Allah tidak meminta hasil spektakuler, hanya kemauan untuk menanam. Sebab yang menumbuhkan tetaplah Dia. Manusia ada yang seperti hamba pertama dan kedua dalam perumpamaan, yang berani bertindak; sementara yang ketiga memilih menyimpan karena takut. 

Ketakutan adalah akar dari banyak hidup yang tidak berbuah. Takut gagal, takut ditolak, takut kehilangan. Padahal, Allah tidak menilai hasil akhir, melainkan keberanian untuk berbuat dengan cinta.

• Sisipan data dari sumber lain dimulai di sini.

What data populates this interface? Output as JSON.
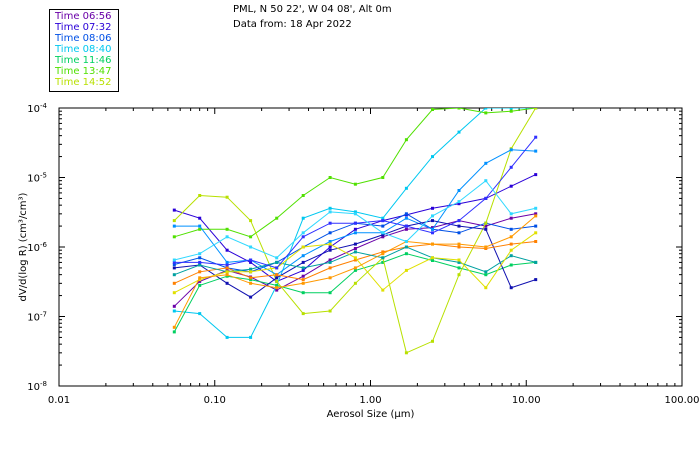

Salah satu tempat yang kami kunjungi dalam Ziarah Yubileum adalah tempat disemayamkan jenazah Santo Carlo Acutis, di Sanctuary of the Spogliazione/Spoliation, di Assisi-Italia. Carlo adalah remaja Italia, lahir 3 Mei 1991, wafat pada 12 Oktober 2006, dan diangkat menjadi Santo pada 7 September 2025 oleh Paus Leo XIV. Carlo hidup hanya 15 tahun, tetapi ia menggunakan waktu yang sangat singkat dengan cemerlang. 

Mina yang Tuhan titipkan kepadanya adalah kecerdasan digital. Semasa hidupnya, dengan iman yang luar biasa dan cintanya kepada Yesus dan Bunda Maria, Carlo menjadikan dunia maya sebagai ladang evangelisasi. Ia membuat situs dokumentasi mukjizat Ekaristi di seluruh dunia (www.miracolieucaristici.org), dengan satu niat sederhana: agar lebih banyak orang sadar bahwa Yesus sungguh hadir dalam Sakramen Maha Kudus.

Ia hidup seperti remaja biasa; bersekolah, bermain game, dan menolong teman. Namun, setiap tindakannya dilakukan dengan kasih. Saat leukemia menyerang, Carlo tidak mengeluh. Ia mempersembahkan penderitaannya bagi Paus dan Gereja. Ia berkata: “Aku tidak ingin membuang-buang waktu untuk hal yang tidak menyenangkan Tuhan.” Santo Carlo Acutis menjadi teladan, bahwa kesetiaan bukan soal umur, tetapi sikap hati. Ia melipatgandakan minanya melalui iman, kasih, kreativitas, dan keberanian untuk bertindak bagi Kristus.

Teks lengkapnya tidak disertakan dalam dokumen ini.